In [1]: transactions = ctx.createDataFrame([(2017, 12, 1, 10000, 1), (2017, 12, 2, 10001, 2), (2017, 12, 3, 10003, 3), (2017, 12, 4, 10004, 4), (2017, 12, 5, 10005, 5), (2017, 12, 6, 10006, 6)],('year', 'month', 'day', 'timestamp', 'transaction_id'))
In [2]: transactions.show()
+----+-----+---+---------+--------------+
|year|month|day|timestamp|transaction_id|
+----+-----+---+---------+--------------+
|2017| 12| 1| 10000| 1|
|2017| 12| 2| 10001| 2|
|2017| 12| 3| 10003| 3|
|2017| 12| 4| 10004| 4|
|2017| 12| 5| 10005| 5|
|2017| 12| 6| 10006| 6|
+----+-----+---+---------+--------------+
I want to define a function filter_date_range
that returns a DataFrame consisting of transaction rows that fall within some date-range.
>>> filter_date_range(
df = transactions,
start_date = datetime.date(2017, 12, 2),
end_date = datetime.date(2017, 12, 4)).show()
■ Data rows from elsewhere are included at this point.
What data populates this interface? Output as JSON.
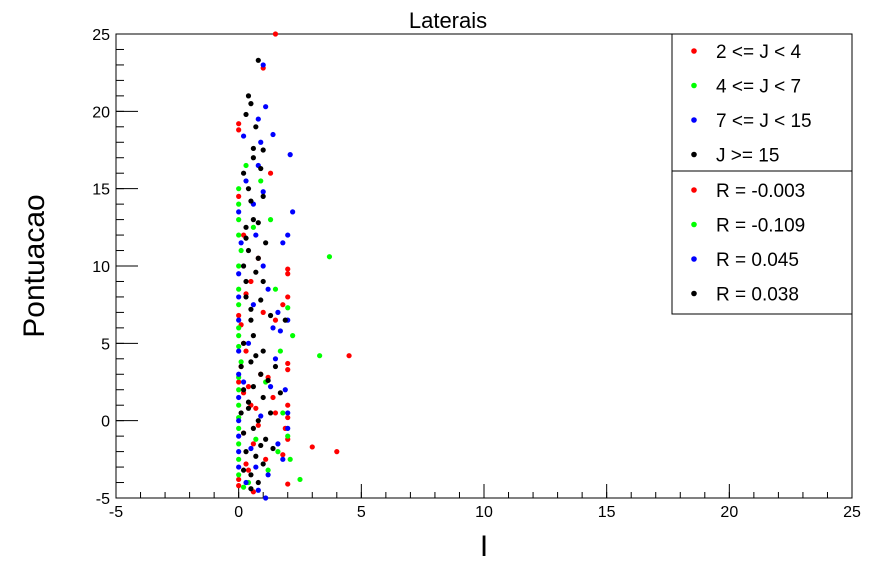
{
  "chart_data": {
    "type": "scatter",
    "title": "Laterais",
    "xlabel": "I",
    "ylabel": "Pontuacao",
    "xlim": [
      -5,
      25
    ],
    "ylim": [
      -5,
      25
    ],
    "xticks": [
      -5,
      0,
      5,
      10,
      15,
      20,
      25
    ],
    "yticks": [
      -5,
      0,
      5,
      10,
      15,
      20,
      25
    ],
    "grid": false,
    "legend_position": "top-right",
    "series": [
      {
        "name": "2 <= J < 4",
        "color": "#ff0000",
        "points": [
          [
            1.5,
            25.0
          ],
          [
            1.0,
            22.8
          ],
          [
            0.0,
            19.2
          ],
          [
            0.0,
            18.8
          ],
          [
            1.3,
            16.0
          ],
          [
            2.0,
            9.8
          ],
          [
            2.0,
            9.5
          ],
          [
            1.8,
            7.5
          ],
          [
            1.0,
            7.0
          ],
          [
            2.0,
            8.0
          ],
          [
            1.5,
            6.5
          ],
          [
            0.0,
            6.8
          ],
          [
            0.1,
            6.2
          ],
          [
            0.2,
            5.0
          ],
          [
            4.5,
            4.2
          ],
          [
            2.0,
            3.7
          ],
          [
            2.0,
            3.3
          ],
          [
            0.0,
            2.5
          ],
          [
            0.2,
            1.8
          ],
          [
            2.0,
            1.0
          ],
          [
            1.5,
            0.5
          ],
          [
            2.0,
            0.2
          ],
          [
            0.8,
            -0.3
          ],
          [
            1.9,
            -0.5
          ],
          [
            2.0,
            -1.2
          ],
          [
            3.0,
            -1.7
          ],
          [
            4.0,
            -2.0
          ],
          [
            1.8,
            -2.2
          ],
          [
            0.3,
            -2.8
          ],
          [
            0.0,
            -3.8
          ],
          [
            0.0,
            -4.2
          ],
          [
            2.0,
            -4.1
          ],
          [
            0.6,
            -4.6
          ],
          [
            0.5,
            1.0
          ],
          [
            0.4,
            2.2
          ],
          [
            0.9,
            3.0
          ],
          [
            0.2,
            -0.8
          ],
          [
            0.7,
            0.8
          ],
          [
            0.1,
            3.5
          ],
          [
            0.3,
            4.5
          ],
          [
            1.2,
            2.8
          ],
          [
            0.6,
            -1.5
          ],
          [
            1.1,
            -2.5
          ],
          [
            0.4,
            -3.2
          ],
          [
            0.5,
            9.0
          ],
          [
            0.8,
            10.5
          ],
          [
            0.2,
            12.0
          ],
          [
            0.0,
            14.5
          ],
          [
            0.3,
            8.2
          ],
          [
            1.4,
            1.5
          ]
        ]
      },
      {
        "name": "4 <= J < 7",
        "color": "#00ff00",
        "points": [
          [
            3.7,
            10.6
          ],
          [
            3.3,
            4.2
          ],
          [
            2.2,
            5.5
          ],
          [
            2.0,
            7.3
          ],
          [
            2.5,
            -3.8
          ],
          [
            2.1,
            -2.5
          ],
          [
            2.0,
            -1.0
          ],
          [
            0.0,
            15.0
          ],
          [
            0.0,
            14.0
          ],
          [
            0.0,
            13.0
          ],
          [
            0.0,
            12.0
          ],
          [
            0.1,
            11.0
          ],
          [
            0.0,
            10.0
          ],
          [
            0.0,
            8.5
          ],
          [
            0.0,
            7.5
          ],
          [
            0.0,
            6.0
          ],
          [
            0.0,
            5.5
          ],
          [
            0.0,
            4.8
          ],
          [
            0.1,
            3.8
          ],
          [
            0.0,
            2.8
          ],
          [
            0.0,
            2.0
          ],
          [
            0.0,
            1.0
          ],
          [
            0.0,
            0.2
          ],
          [
            0.0,
            -0.5
          ],
          [
            0.0,
            -1.5
          ],
          [
            0.0,
            -2.5
          ],
          [
            0.0,
            -3.5
          ],
          [
            0.2,
            -4.3
          ],
          [
            0.4,
            -4.0
          ],
          [
            1.2,
            -3.2
          ],
          [
            1.6,
            -2.0
          ],
          [
            1.8,
            0.5
          ],
          [
            0.7,
            -1.2
          ],
          [
            1.1,
            2.5
          ],
          [
            1.7,
            4.5
          ],
          [
            0.6,
            12.5
          ],
          [
            0.9,
            15.5
          ],
          [
            0.3,
            16.5
          ],
          [
            1.5,
            8.5
          ],
          [
            1.3,
            13.0
          ]
        ]
      },
      {
        "name": "7 <= J < 15",
        "color": "#0000ff",
        "points": [
          [
            1.0,
            23.0
          ],
          [
            1.1,
            20.3
          ],
          [
            0.8,
            19.5
          ],
          [
            0.9,
            18.0
          ],
          [
            1.4,
            18.5
          ],
          [
            2.1,
            17.2
          ],
          [
            0.8,
            16.5
          ],
          [
            2.2,
            13.5
          ],
          [
            1.8,
            11.5
          ],
          [
            2.0,
            12.0
          ],
          [
            0.2,
            18.4
          ],
          [
            1.6,
            7.0
          ],
          [
            1.7,
            5.8
          ],
          [
            2.0,
            6.5
          ],
          [
            1.9,
            2.0
          ],
          [
            2.0,
            0.5
          ],
          [
            2.0,
            -0.5
          ],
          [
            1.8,
            -2.5
          ],
          [
            1.2,
            -3.5
          ],
          [
            1.1,
            -5.0
          ],
          [
            0.8,
            -4.5
          ],
          [
            0.3,
            -4.0
          ],
          [
            0.0,
            -1.0
          ],
          [
            0.0,
            -2.0
          ],
          [
            0.0,
            -3.0
          ],
          [
            0.0,
            0.0
          ],
          [
            0.0,
            1.5
          ],
          [
            0.0,
            3.0
          ],
          [
            0.0,
            4.5
          ],
          [
            0.0,
            6.5
          ],
          [
            0.0,
            8.0
          ],
          [
            0.0,
            9.5
          ],
          [
            0.1,
            11.5
          ],
          [
            0.0,
            13.5
          ],
          [
            0.3,
            15.5
          ],
          [
            0.6,
            14.0
          ],
          [
            0.7,
            12.0
          ],
          [
            1.0,
            10.0
          ],
          [
            1.2,
            8.5
          ],
          [
            1.4,
            6.0
          ],
          [
            1.5,
            4.0
          ],
          [
            1.3,
            2.2
          ],
          [
            0.9,
            0.3
          ],
          [
            0.5,
            -1.8
          ],
          [
            0.7,
            -3.0
          ],
          [
            1.6,
            -1.5
          ],
          [
            0.4,
            5.0
          ],
          [
            0.6,
            7.5
          ],
          [
            0.2,
            2.5
          ],
          [
            1.0,
            14.8
          ]
        ]
      },
      {
        "name": "J >= 15",
        "color": "#000000",
        "points": [
          [
            0.8,
            23.3
          ],
          [
            0.4,
            21.0
          ],
          [
            0.5,
            20.5
          ],
          [
            0.3,
            19.8
          ],
          [
            0.7,
            19.0
          ],
          [
            0.6,
            17.6
          ],
          [
            1.0,
            17.5
          ],
          [
            0.2,
            16.0
          ],
          [
            0.9,
            16.3
          ],
          [
            0.5,
            14.2
          ],
          [
            1.0,
            14.5
          ],
          [
            0.3,
            12.5
          ],
          [
            0.8,
            12.8
          ],
          [
            0.4,
            11.0
          ],
          [
            1.1,
            11.5
          ],
          [
            0.2,
            10.0
          ],
          [
            0.7,
            9.6
          ],
          [
            1.0,
            9.0
          ],
          [
            0.3,
            8.0
          ],
          [
            0.9,
            7.8
          ],
          [
            1.9,
            6.5
          ],
          [
            0.5,
            6.5
          ],
          [
            1.3,
            6.8
          ],
          [
            0.2,
            5.0
          ],
          [
            0.6,
            5.5
          ],
          [
            1.0,
            4.5
          ],
          [
            0.1,
            3.5
          ],
          [
            0.5,
            3.8
          ],
          [
            0.9,
            3.0
          ],
          [
            1.5,
            3.5
          ],
          [
            0.2,
            2.0
          ],
          [
            0.6,
            2.2
          ],
          [
            1.0,
            1.5
          ],
          [
            1.7,
            1.8
          ],
          [
            0.1,
            0.5
          ],
          [
            0.4,
            0.8
          ],
          [
            0.8,
            0.0
          ],
          [
            1.3,
            0.5
          ],
          [
            0.2,
            -0.8
          ],
          [
            0.6,
            -0.5
          ],
          [
            1.1,
            -1.2
          ],
          [
            0.3,
            -2.0
          ],
          [
            0.7,
            -2.3
          ],
          [
            1.0,
            -2.8
          ],
          [
            0.2,
            -3.2
          ],
          [
            0.5,
            -3.5
          ],
          [
            0.8,
            -4.0
          ],
          [
            1.4,
            -1.8
          ],
          [
            0.4,
            15.0
          ],
          [
            0.6,
            13.0
          ],
          [
            0.8,
            10.5
          ],
          [
            0.3,
            9.0
          ],
          [
            0.5,
            7.2
          ],
          [
            0.7,
            4.2
          ],
          [
            0.4,
            1.2
          ],
          [
            0.9,
            -1.6
          ],
          [
            1.2,
            2.6
          ],
          [
            0.5,
            -4.4
          ],
          [
            0.3,
            11.8
          ],
          [
            0.6,
            17.0
          ]
        ]
      }
    ],
    "legend_entries": [
      {
        "label": "2 <= J < 4",
        "color": "#ff0000"
      },
      {
        "label": "4 <= J < 7",
        "color": "#00ff00"
      },
      {
        "label": "7 <= J < 15",
        "color": "#0000ff"
      },
      {
        "label": "J >= 15",
        "color": "#000000"
      }
    ],
    "correlation_entries": [
      {
        "label": "R = -0.003",
        "color": "#ff0000"
      },
      {
        "label": "R = -0.109",
        "color": "#00ff00"
      },
      {
        "label": "R = 0.045",
        "color": "#0000ff"
      },
      {
        "label": "R = 0.038",
        "color": "#000000"
      }
    ]
  }
}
+----+-----+---+---------+--------------+
|year|month|day|timestamp|transaction_id|
+----+-----+---+---------+--------------+
|2017| 12| 1| 10001| 2|
|2017| 12| 1| 10003| 3|
|2017| 12| 1| 10004| 4|
+----+-----+---+---------+--------------+
Assuming the data is held in Hive partitions, partitioned by year
, month
, day
, what is the most efficient way to perform a filter like this that involves date arithmetic? I am looking for a way of doing this in a purely DataFrame-ic way, without resorting to usage of transactions.rdd
, so that Spark can infer that only a subset of partitions actually need to be read.